Posted by: vbr | Date: 2013-09-16 14:26 | IP: IP Logged

Gibboz2k:
Hi Everybody,

My first post here smiling smiley

I am facing the following problem and am not sure how to go about handling this:

I have a folder full of html files. I need to filter out part of a string from within this files to leave me with a list of results. Let me give you an example of what I need. In the html file could be a string class="abc error"><zshp:txt gv_textk="zz_example_text.123" />. I am interested in finding each position where gv_textk= pops up within the file and filter out what is between the two speech marks after this. In this case zz_example_text.13.
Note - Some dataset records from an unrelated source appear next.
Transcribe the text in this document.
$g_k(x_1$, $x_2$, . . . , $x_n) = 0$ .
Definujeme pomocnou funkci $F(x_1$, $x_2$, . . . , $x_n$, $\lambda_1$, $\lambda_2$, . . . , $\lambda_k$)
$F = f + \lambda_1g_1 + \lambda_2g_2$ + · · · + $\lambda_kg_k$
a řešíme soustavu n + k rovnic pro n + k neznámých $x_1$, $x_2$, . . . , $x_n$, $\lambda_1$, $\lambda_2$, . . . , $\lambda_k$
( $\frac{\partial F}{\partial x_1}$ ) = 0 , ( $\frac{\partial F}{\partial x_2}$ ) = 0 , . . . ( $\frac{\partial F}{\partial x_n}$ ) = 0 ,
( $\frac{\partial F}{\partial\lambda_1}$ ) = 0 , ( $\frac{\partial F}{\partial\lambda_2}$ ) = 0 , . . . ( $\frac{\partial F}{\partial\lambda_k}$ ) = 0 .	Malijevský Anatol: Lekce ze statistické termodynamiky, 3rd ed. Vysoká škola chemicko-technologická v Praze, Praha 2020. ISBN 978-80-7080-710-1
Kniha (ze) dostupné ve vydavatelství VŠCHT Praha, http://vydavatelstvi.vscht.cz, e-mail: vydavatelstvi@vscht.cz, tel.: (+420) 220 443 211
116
Ideally I am left with a list of these entries within all of the files in the directory which I can then copy into excel.
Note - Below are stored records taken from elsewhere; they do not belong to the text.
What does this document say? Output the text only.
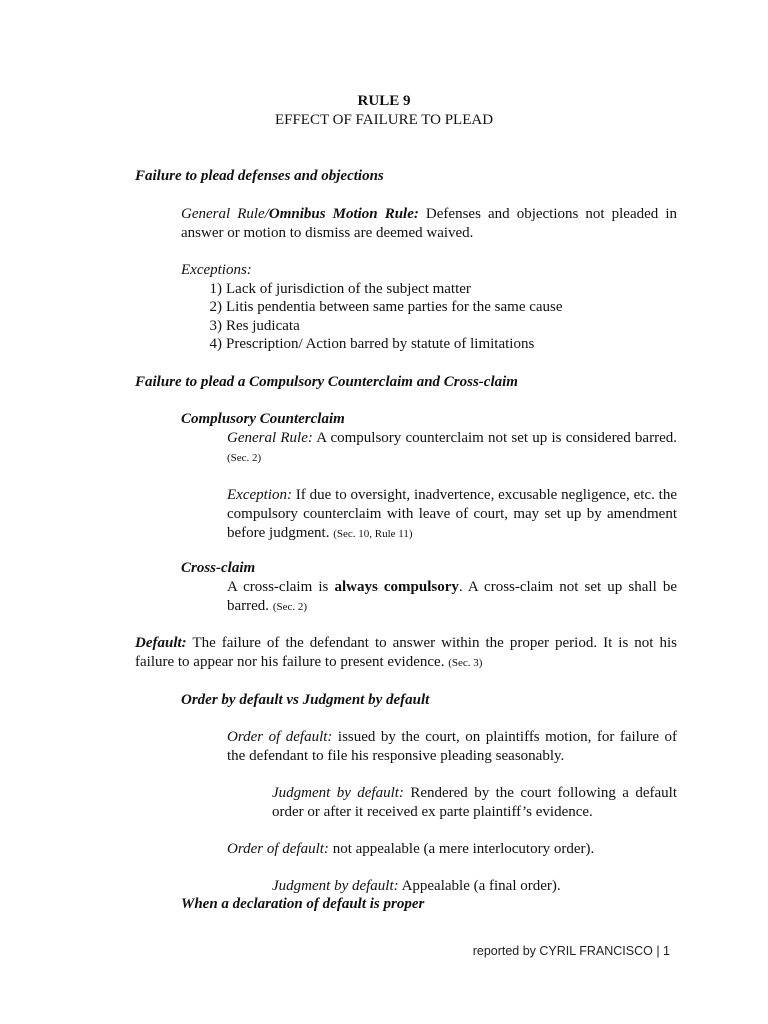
RULE 9
EFFECT OF FAILURE TO PLEAD
Failure to plead defenses and objections
General Rule/Omnibus Motion Rule: Defenses and objections not pleaded in answer or motion to dismiss are deemed waived.
Exceptions:
1) Lack of jurisdiction of the subject matter
2) Litis pendentia between same parties for the same cause
3) Res judicata
4) Prescription/ Action barred by statute of limitations
Failure to plead a Compulsory Counterclaim and Cross-claim
Complusory Counterclaim
General Rule: A compulsory counterclaim not set up is considered barred. (Sec. 2)
Exception: If due to oversight, inadvertence, excusable negligence, etc. the compulsory counterclaim with leave of court, may set up by amendment before judgment. (Sec. 10, Rule 11)
Cross-claim
A cross-claim is always compulsory. A cross-claim not set up shall be barred. (Sec. 2)
Default: The failure of the defendant to answer within the proper period. It is not his failure to appear nor his failure to present evidence. (Sec. 3)
Order by default vs Judgment by default
Order of default: issued by the court, on plaintiffs motion, for failure of the defendant to file his responsive pleading seasonably.
Judgment by default: Rendered by the court following a default order or after it received ex parte plaintiff’s evidence.
Order of default: not appealable (a mere interlocutory order).
Judgment by default: Appealable (a final order).
When a declaration of default is proper
reported by CYRIL FRANCISCO | 1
Any ideas how I can automate this process? (I did not find anything within the forum regarding this)

Thanks in advance,
Gibboz2k

Hi,
if you always have the needed substring within one line (i.e. without linebreaks), you can use PSPad search capabilities, e.g. the regular expression search.
e.g. using the pattern:
gv_textk="[^"]*"
with the activated option [x] Regular expressions
and the button "Copy" in the search dialog, you get a list of all occurences of the needed attribute from the given file.

It is less comfortable, if there are many such files, there is a function
Search: Search and replace in files,
but unfortunately, it doesn't support regular expressions.

If the phrase gv_textk= is only used in this meaning and is unambiguous, you can first search for this plain substring:
gv_textk=
in the given directory (Search scope - (o) Selected directory, possibly with restricting to a certain file type or *.*

In the results list, you can use an icon "paper-sheet" (Open results in new document)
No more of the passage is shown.